I need to read RoleStatus.csv file , that's being rolled over every day.
The first line of file is always empty.
Lines 2-5 have some info about file and results.
Line 6 is a Header
I need to skip the first 6 lines and read this file starting from line 7. I was using the HEADER_FIELD_LINE_NUMBER = 6 in props.conf to accomplish that.
Also, in the majority of cases, the ONLY difference between the current version and the previous version of RoleStatus.csv is the date and time, so Splunk doesn't read the current version because it thinks it already read it previously
Current version of RoleStatus.csv
1. 2. Report : Role Status 3. Date : 11/13/2018 5:10:00 PM 4. Number of query results returned : 3 5. User : Service 6. Entity Health Current server Servers Version Status Maintenance 7. Taipei xx.xx.xxx.xx5 (Security Center Federation™) Online HOST1 HOST1 5.7.809.45 Started 8. SATDR xx.xx.xxx.xx6 (Security Center Federation) Online HOST1 HOST1 5.7.809.45 Started 9. Austinxx.xx.xxx.xx6 (Security Center Federation™ Online HOST1 HOST1 5.7.809.45 Started
The previous version of RoleStatus.csv (file is not ingested into the Splunk)
1. 2. Report : Role Status 3. Date : 11/13/2018 11:10:00 AM 4. Number of query results returned : 3 5. User : Service 6. Entity Health Current server Servers Version Status Maintenance 7. Taipei xx.xx.xxx.xx5 (Security Center Federation™) Online HOST1 HOST1 5.7.809.45 Started 8. SATDR xx.xx.xxx.xx6 (Security Center Federation) Online HOST1 HOST1 5.7.809.45 Started 9. Austinxx.xx.xxx.xx6 (Security Center Federation™ Online HOST1 HOST1 5.7.809.45 Started
[monitor://d:\logs\RoleStatus.csv] disabled = false index = gp sourcetype = gp_rolestatus
DATETIME_CONFIG = CURRENT HEADER_FIELD_LINE_NUMBER = 6 INDEXED_EXTRACTIONS = csv KV_MODE = none MAX_DAYS_AGO = 10951 NO_BINARY_CHECK = true SHOULD_LINEMERGE = false category = Structured description = Comma-separated value format. Set header and other settings in "Delimited Settings" disabled = false pulldown_type = true
Any advices how to accomplish the following: to skip first 6 lines, recognize 6th line as a header and re-read the file if only change is Date and/or Time on the second line?
Thank you in advance
By default Splunk uses the first 256 bytes to calculate a crc hash which is used to detect whether a file is new or not. The behavior you are experiencing sounds like splunk doesn't take that from the actual start of the file when you configure it to ignore the first few lines - like you do with the
HEADER_FIELD_LINE_NUMBER = 6 - but only calculates the crc over the 256 bytes starting at the header line?

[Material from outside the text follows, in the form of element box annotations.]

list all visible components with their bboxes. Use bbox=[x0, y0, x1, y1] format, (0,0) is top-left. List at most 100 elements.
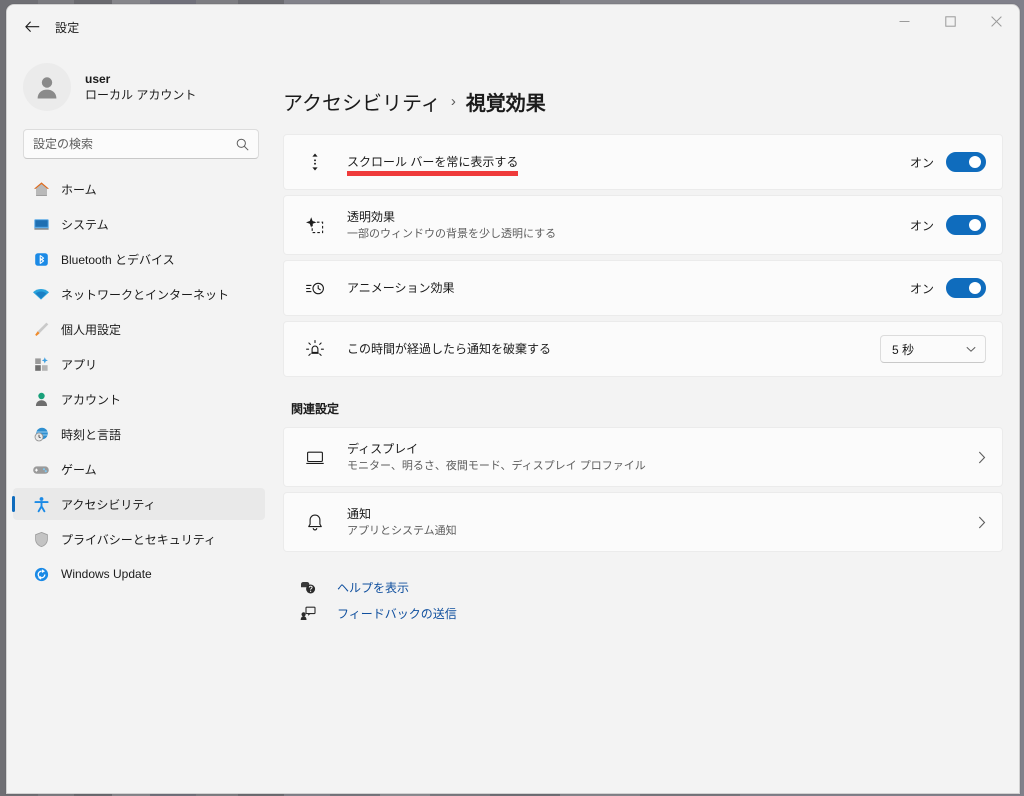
paintbrush-icon bbox=[27, 321, 55, 338]
related-subtitle: アプリとシステム通知 bbox=[347, 525, 457, 537]
minimize-button[interactable] bbox=[881, 5, 927, 37]
page-title: 視覚効果 bbox=[465, 93, 546, 115]
sidebar-item-label: ネットワークとインターネット bbox=[61, 287, 230, 302]
profile-text: user ローカル アカウント bbox=[85, 71, 196, 103]
setting-subtitle: 一部のウィンドウの背景を少し透明にする bbox=[347, 228, 557, 240]
sidebar-item-label: ホーム bbox=[61, 182, 97, 197]
feedback-icon bbox=[297, 606, 319, 621]
account-person-icon bbox=[27, 391, 55, 408]
sidebar-item-label: 個人用設定 bbox=[61, 322, 122, 337]
help-icon bbox=[297, 580, 319, 595]
avatar bbox=[23, 63, 71, 111]
breadcrumb: アクセシビリティ › 視覚効果 bbox=[283, 87, 1019, 116]
main-content: アクセシビリティ › 視覚効果 スクロール バーを常に表示する オン 透明効果 … bbox=[275, 49, 1019, 793]
sidebar-item-gaming[interactable]: ゲーム bbox=[13, 453, 265, 485]
search-box[interactable] bbox=[23, 129, 259, 159]
toggle-state-label: オン bbox=[909, 218, 934, 233]
settings-card-list: スクロール バーを常に表示する オン 透明効果 一部のウィンドウの背景を少し透明… bbox=[283, 134, 1003, 626]
close-icon bbox=[990, 15, 1002, 27]
toggle-state-label: オン bbox=[909, 281, 934, 296]
search-input[interactable] bbox=[33, 137, 236, 151]
setting-row-transparency-effects[interactable]: 透明効果 一部のウィンドウの背景を少し透明にする オン bbox=[283, 195, 1003, 255]
select-value: 5 秒 bbox=[892, 342, 915, 357]
sidebar-item-label: アプリ bbox=[61, 357, 98, 372]
toggle-knob bbox=[969, 282, 981, 294]
app-title: 設定 bbox=[55, 20, 80, 35]
chevron-right-icon bbox=[978, 451, 986, 464]
sidebar-item-windows-update[interactable]: Windows Update bbox=[13, 558, 265, 590]
select-dismiss-notifications-after[interactable]: 5 秒 bbox=[880, 335, 986, 363]
sidebar-item-apps[interactable]: アプリ bbox=[13, 348, 265, 380]
setting-text: スクロール バーを常に表示する bbox=[347, 153, 910, 176]
sidebar-item-label: プライバシーとセキュリティ bbox=[61, 532, 217, 547]
wifi-icon bbox=[27, 286, 55, 303]
notification-brightness-icon bbox=[301, 339, 329, 359]
transparency-icon bbox=[301, 215, 329, 235]
sidebar-item-privacy-security[interactable]: プライバシーとセキュリティ bbox=[13, 523, 265, 555]
breadcrumb-parent[interactable]: アクセシビリティ bbox=[283, 87, 441, 116]
setting-row-always-show-scrollbars[interactable]: スクロール バーを常に表示する オン bbox=[283, 134, 1003, 190]
sidebar-item-system[interactable]: システム bbox=[13, 208, 265, 240]
sidebar: user ローカル アカウント 設定の検索 ホーム システム Bluetooth… bbox=[7, 49, 275, 793]
back-arrow-icon bbox=[24, 21, 39, 32]
sidebar-item-time-language[interactable]: 時刻と言語 bbox=[13, 418, 265, 450]
setting-row-dismiss-notifications-after[interactable]: この時間が経過したら通知を破棄する 5 秒 bbox=[283, 321, 1003, 377]
sidebar-item-label: Bluetooth とデバイス bbox=[61, 252, 175, 267]
related-row-display[interactable]: ディスプレイ モニター、明るさ、夜間モード、ディスプレイ プロファイル bbox=[283, 427, 1003, 487]
setting-title-text: スクロール バーを常に表示する bbox=[347, 155, 519, 169]
setting-text: アニメーション効果 bbox=[347, 279, 910, 297]
link-send-feedback[interactable]: フィードバックの送信 bbox=[291, 600, 1003, 626]
sidebar-item-personalization[interactable]: 個人用設定 bbox=[13, 313, 265, 345]
title-bar: 設定 bbox=[7, 5, 1019, 49]
sidebar-item-label: システム bbox=[61, 217, 109, 232]
close-button[interactable] bbox=[973, 5, 1019, 37]
settings-window: 設定 user ローカル アカウント 設定の検索 ホーム システム Blueto… bbox=[6, 4, 1020, 794]
chevron-right-icon bbox=[978, 516, 986, 529]
sidebar-item-label: アカウント bbox=[61, 392, 122, 407]
toggle-knob bbox=[969, 219, 981, 231]
sidebar-item-accessibility[interactable]: アクセシビリティ bbox=[12, 488, 265, 520]
maximize-icon bbox=[944, 15, 956, 27]
apps-icon bbox=[27, 356, 55, 373]
profile-section[interactable]: user ローカル アカウント bbox=[23, 59, 275, 115]
sidebar-item-bluetooth[interactable]: Bluetooth とデバイス bbox=[13, 243, 265, 275]
caption-button-group bbox=[881, 5, 1019, 49]
toggle-state-label: オン bbox=[909, 155, 934, 170]
window-content: user ローカル アカウント 設定の検索 ホーム システム Bluetooth… bbox=[7, 49, 1019, 793]
minimize-icon bbox=[899, 20, 909, 22]
bell-icon bbox=[301, 513, 329, 532]
related-subtitle: モニター、明るさ、夜間モード、ディスプレイ プロファイル bbox=[347, 460, 646, 472]
toggle-transparency-effects[interactable] bbox=[946, 215, 986, 235]
toggle-always-show-scrollbars[interactable] bbox=[946, 152, 986, 172]
sidebar-nav: ホーム システム Bluetooth とデバイス ネットワークとインターネット … bbox=[7, 173, 275, 590]
setting-title: この時間が経過したら通知を破棄する bbox=[347, 342, 552, 356]
footer-links: ヘルプを表示 フィードバックの送信 bbox=[291, 574, 1003, 626]
scrollbar-icon bbox=[301, 152, 329, 172]
sidebar-item-network[interactable]: ネットワークとインターネット bbox=[13, 278, 265, 310]
person-avatar-icon bbox=[37, 77, 57, 99]
setting-text: 透明効果 一部のウィンドウの背景を少し透明にする bbox=[347, 208, 910, 242]
toggle-animation-effects[interactable] bbox=[946, 278, 986, 298]
sidebar-item-home[interactable]: ホーム bbox=[13, 173, 265, 205]
clock-globe-icon bbox=[27, 426, 55, 443]
back-button[interactable] bbox=[15, 12, 49, 42]
shield-icon bbox=[27, 531, 55, 548]
chevron-down-icon bbox=[966, 346, 976, 352]
toggle-group: オン bbox=[910, 152, 986, 172]
related-settings-heading: 関連設定 bbox=[291, 402, 340, 416]
monitor-icon bbox=[301, 449, 329, 466]
setting-title: スクロール バーを常に表示する bbox=[347, 154, 519, 176]
annotation-underline bbox=[347, 171, 519, 176]
setting-row-animation-effects[interactable]: アニメーション効果 オン bbox=[283, 260, 1003, 316]
maximize-button[interactable] bbox=[927, 5, 973, 37]
related-text: ディスプレイ モニター、明るさ、夜間モード、ディスプレイ プロファイル bbox=[347, 440, 978, 474]
related-row-notifications[interactable]: 通知 アプリとシステム通知 bbox=[283, 492, 1003, 552]
link-get-help[interactable]: ヘルプを表示 bbox=[291, 574, 1003, 600]
sidebar-item-accounts[interactable]: アカウント bbox=[13, 383, 265, 415]
system-monitor-icon bbox=[27, 216, 55, 233]
link-label: フィードバックの送信 bbox=[337, 606, 457, 621]
link-label: ヘルプを表示 bbox=[337, 580, 410, 595]
home-icon bbox=[27, 181, 55, 198]
related-title: 通知 bbox=[347, 507, 372, 521]
setting-text: この時間が経過したら通知を破棄する bbox=[347, 340, 880, 358]
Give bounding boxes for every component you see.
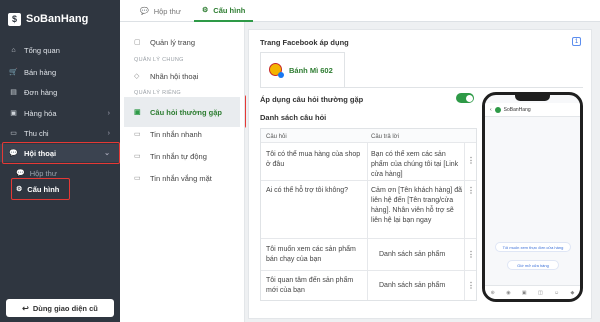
sidebar-item-label: Thu chi bbox=[24, 128, 49, 138]
phone-notch bbox=[515, 95, 550, 101]
apply-faq-label: Áp dụng câu hỏi thường gặp bbox=[260, 95, 364, 104]
table-row[interactable]: Ai có thể hỗ trợ tôi không? Cảm ơn [Tên … bbox=[261, 180, 476, 238]
row-answer: Bạn có thể xem các sản phẩm của chúng tô… bbox=[371, 151, 459, 178]
sidebar-item-orders[interactable]: ▤ Đơn hàng bbox=[0, 83, 120, 101]
faq-table: Câu hỏi Câu trả lời Tôi có thể mua hàng … bbox=[260, 128, 477, 301]
menu-item-page-management[interactable]: ▢ Quản lý trang bbox=[134, 35, 195, 49]
chevron-right-icon: › bbox=[107, 129, 110, 137]
tab-settings[interactable]: ⚙ Cấu hình bbox=[194, 0, 254, 22]
divider bbox=[260, 87, 583, 88]
apply-faq-toggle[interactable] bbox=[456, 93, 474, 103]
like-icon: ◆ bbox=[570, 289, 575, 296]
table-row[interactable]: Tôi quan tâm đến sản phẩm mới của bạn Da… bbox=[261, 270, 476, 300]
menu-item-label: Câu hỏi thường gặp bbox=[150, 107, 223, 117]
quick-question-bubble[interactable]: Giờ mở cửa hàng bbox=[507, 260, 559, 270]
highlight-box bbox=[2, 142, 120, 164]
table-row[interactable]: Tôi muốn xem các sản phẩm bán chạy của b… bbox=[261, 238, 476, 270]
facebook-icon bbox=[278, 72, 284, 78]
menu-item-quick-messages[interactable]: ▭ Tin nhắn nhanh bbox=[134, 127, 202, 141]
home-icon: ⌂ bbox=[11, 46, 16, 54]
inbox-icon: 💬 bbox=[16, 170, 25, 177]
tab-label: Cấu hình bbox=[213, 5, 246, 15]
table-header: Câu hỏi Câu trả lời bbox=[261, 129, 476, 142]
tab-label: Hộp thư bbox=[153, 6, 181, 16]
sidebar-sub-label: Hộp thư bbox=[29, 168, 57, 178]
brand-name: SoBanHang bbox=[26, 13, 89, 25]
section-general: QUẢN LÝ CHUNG bbox=[134, 57, 184, 63]
top-tab-bar: 💬 Hộp thư ⚙ Cấu hình bbox=[120, 0, 600, 22]
quick-question-bubble[interactable]: Tôi muốn xem thực đơn cửa hàng bbox=[495, 242, 571, 252]
avatar bbox=[494, 106, 501, 113]
sidebar-item-label: Hàng hóa bbox=[24, 108, 57, 118]
menu-item-label: Nhãn hội thoại bbox=[150, 71, 199, 81]
box-icon: ▣ bbox=[10, 110, 17, 117]
table-row[interactable]: Tôi có thể mua hàng của shop ở đâu Bạn c… bbox=[261, 142, 476, 180]
section-specific: QUẢN LÝ RIÊNG bbox=[134, 90, 181, 96]
phone-chat-header: ‹ SoBanHang bbox=[485, 103, 580, 117]
more-icon[interactable]: ⋮ bbox=[464, 250, 478, 259]
more-icon[interactable]: ⋮ bbox=[464, 186, 478, 195]
sidebar-item-products[interactable]: ▣ Hàng hóa › bbox=[0, 104, 120, 122]
row-answer: Cảm ơn [Tên khách hàng] đã liên hệ đến [… bbox=[371, 187, 462, 224]
row-question: Tôi muốn xem các sản phẩm bán chạy của b… bbox=[266, 246, 356, 263]
old-ui-button[interactable]: ↩ Dùng giao diện cũ bbox=[6, 299, 114, 317]
gear-icon: ⚙ bbox=[202, 7, 209, 14]
menu-item-faq[interactable]: ▣ Câu hỏi thường gặp bbox=[134, 105, 222, 119]
cart-icon: 🛒 bbox=[9, 69, 18, 76]
sidebar-item-finance[interactable]: ▭ Thu chi › bbox=[0, 124, 120, 142]
inbox-icon: 💬 bbox=[140, 8, 149, 15]
menu-item-label: Tin nhắn nhanh bbox=[150, 129, 202, 139]
brand-logo[interactable]: $ SoBanHang bbox=[0, 0, 120, 38]
tag-icon: ◇ bbox=[134, 73, 140, 80]
sidebar-item-label: Bán hàng bbox=[24, 67, 57, 77]
more-icon[interactable]: ⋮ bbox=[464, 156, 478, 165]
gif-icon: ◫ bbox=[537, 289, 543, 296]
phone-preview: ‹ SoBanHang Tôi muốn xem thực đơn cửa hà… bbox=[482, 92, 583, 302]
menu-item-label: Quản lý trang bbox=[150, 37, 196, 47]
phone-input-bar: ⊕ ◉ ▣ ◫ ☺ ◆ bbox=[485, 285, 580, 299]
emoji-icon: ☺ bbox=[554, 289, 560, 296]
sidebar-item-label: Tổng quan bbox=[24, 45, 60, 55]
chat-icon: ▭ bbox=[134, 153, 141, 160]
header-question: Câu hỏi bbox=[266, 134, 287, 140]
plus-icon: ⊕ bbox=[490, 289, 495, 296]
menu-item-label: Tin nhắn vắng mặt bbox=[150, 173, 212, 183]
orders-icon: ▤ bbox=[10, 89, 17, 96]
document-icon: ▢ bbox=[134, 39, 141, 46]
camera-icon: ◉ bbox=[506, 289, 511, 296]
chat-icon: ▭ bbox=[134, 175, 141, 182]
row-question: Ai có thể hỗ trợ tôi không? bbox=[266, 187, 349, 194]
menu-item-conversation-labels[interactable]: ◇ Nhãn hội thoại bbox=[134, 69, 198, 83]
header-answer: Câu trả lời bbox=[371, 134, 399, 140]
row-answer: Danh sách sản phẩm bbox=[379, 282, 446, 289]
highlight-box bbox=[11, 178, 70, 200]
row-question: Tôi quan tâm đến sản phẩm mới của bạn bbox=[266, 277, 354, 294]
menu-item-auto-messages[interactable]: ▭ Tin nhắn tự động bbox=[134, 149, 207, 163]
question-list-title: Danh sách câu hỏi bbox=[260, 113, 327, 122]
more-icon[interactable]: ⋮ bbox=[464, 281, 478, 290]
row-answer: Danh sách sản phẩm bbox=[379, 251, 446, 258]
fb-pages-title: Trang Facebook áp dụng bbox=[260, 38, 349, 47]
back-icon: ‹ bbox=[490, 106, 492, 113]
tab-inbox[interactable]: 💬 Hộp thư bbox=[132, 0, 189, 22]
image-icon: ▣ bbox=[521, 289, 527, 296]
wallet-icon: ▭ bbox=[10, 130, 17, 137]
sidebar-item-overview[interactable]: ⌂ Tổng quan bbox=[0, 41, 120, 59]
sidebar-item-label: Đơn hàng bbox=[24, 87, 58, 97]
page-name: Bánh Mì 602 bbox=[289, 66, 333, 75]
phone-chat-name: SoBanHang bbox=[503, 106, 531, 113]
logout-icon: ↩ bbox=[22, 303, 29, 313]
old-ui-label: Dùng giao diện cũ bbox=[32, 303, 98, 313]
chat-icon: ▭ bbox=[134, 131, 141, 138]
row-question: Tôi có thể mua hàng của shop ở đâu bbox=[266, 151, 361, 168]
chevron-right-icon: › bbox=[107, 109, 110, 117]
page-count-badge: 1 bbox=[572, 37, 581, 46]
menu-item-away-messages[interactable]: ▭ Tin nhắn vắng mặt bbox=[134, 171, 212, 185]
question-icon: ▣ bbox=[134, 109, 141, 116]
fb-page-card[interactable]: Bánh Mì 602 bbox=[260, 52, 345, 87]
sidebar-item-sales[interactable]: 🛒 Bán hàng bbox=[0, 63, 120, 81]
logo-icon: $ bbox=[8, 12, 21, 26]
menu-item-label: Tin nhắn tự động bbox=[150, 151, 207, 161]
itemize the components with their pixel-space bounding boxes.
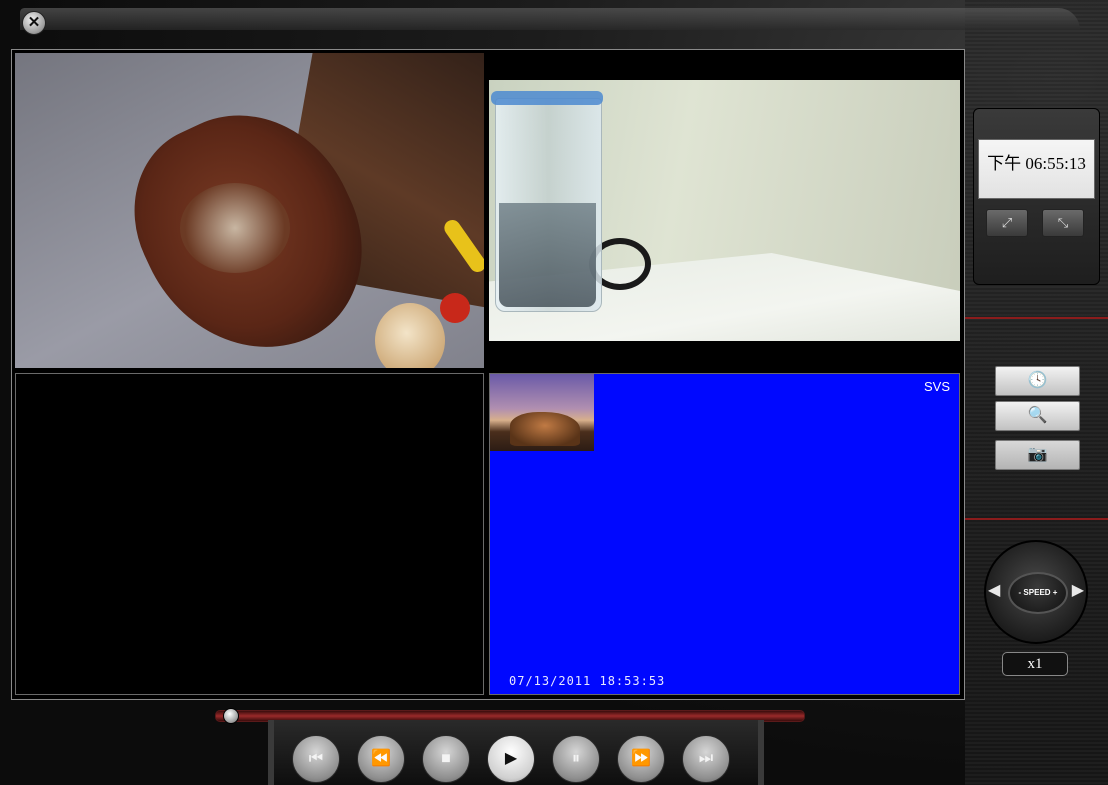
play-button[interactable]: ▶ — [487, 735, 535, 783]
fullscreen-button[interactable]: ⤢ — [986, 209, 1028, 237]
video-channel-1[interactable] — [15, 53, 484, 368]
video-channel-4[interactable]: SVS 07/13/2011 18:53:53 — [489, 373, 960, 695]
video-object — [375, 303, 445, 368]
video-object — [491, 91, 603, 105]
speed-down-arrow-icon[interactable]: ◀ — [988, 580, 1000, 600]
snapshot-button[interactable]: 📷 — [995, 440, 1080, 470]
divider — [965, 317, 1108, 319]
divider — [965, 518, 1108, 520]
letterbox-bottom — [489, 341, 960, 368]
video-channel-2[interactable] — [489, 53, 960, 368]
previous-frame-button[interactable]: ⏪ — [357, 735, 405, 783]
clock-display: 下午 06:55:13 — [978, 139, 1095, 199]
stop-button[interactable]: ■ — [422, 735, 470, 783]
close-button[interactable]: ✕ — [22, 11, 46, 35]
progress-handle[interactable] — [223, 708, 239, 724]
next-frame-button[interactable]: ⏩ — [617, 735, 665, 783]
search-button[interactable]: 🔍 — [995, 401, 1080, 431]
title-bar — [20, 8, 1080, 30]
video-channel-3[interactable] — [15, 373, 484, 695]
skip-to-start-button[interactable]: ⏮ — [292, 735, 340, 783]
video-object — [180, 183, 290, 273]
osd-title: SVS — [923, 379, 950, 394]
video-object — [440, 293, 470, 323]
clock-time: 下午 06:55:13 — [987, 154, 1086, 173]
speed-value: x1 — [1002, 652, 1068, 676]
speed-up-arrow-icon[interactable]: ▶ — [1072, 580, 1084, 600]
restore-view-button[interactable]: ⤡ — [1042, 209, 1084, 237]
skip-to-end-button[interactable]: ⏭ — [682, 735, 730, 783]
clock-panel: 下午 06:55:13 ⤢ ⤡ — [973, 108, 1100, 285]
letterbox-top — [489, 53, 960, 80]
preview-thumbnail — [490, 374, 594, 451]
osd-timestamp: 07/13/2011 18:53:53 — [509, 674, 666, 688]
video-grid: SVS 07/13/2011 18:53:53 — [11, 49, 965, 700]
speed-label: - SPEED + — [1008, 572, 1068, 614]
speed-dial: ◀ - SPEED + ▶ — [984, 540, 1088, 644]
pause-button[interactable]: ⏸ — [552, 735, 600, 783]
schedule-search-button[interactable]: 🕓 — [995, 366, 1080, 396]
video-object — [499, 203, 596, 307]
thumbnail-scene — [510, 412, 580, 446]
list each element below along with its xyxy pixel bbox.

Because looking at your sample data, that timestamp should fall well withing the first 256 bytes I would say.
Do you have any control over the filename of the log? Can you configure the system generating the log such that it includes the timestamp into the filename? Then you could use
crcSalt = <SOURCE> in inputs.conf to make Splunk take the filename into account for detecting new files.
That, or raise a case with Splunk support to check whether my suspicion is correct and whether or not that is a bug or intended behavior (and if so: how to deal with it).
@FrankVl , wanted to add timestamp to the name of the file as a last resort because the user will need to setup some kind of process to clean the data and due to different reasons they want to explore other ways first.
Thank you for you suggestion!
If this file is generated periodically in one go (so not continuously being written to), you could look at using a batch input rather than file monitor, such that Splunk removes the file after processing.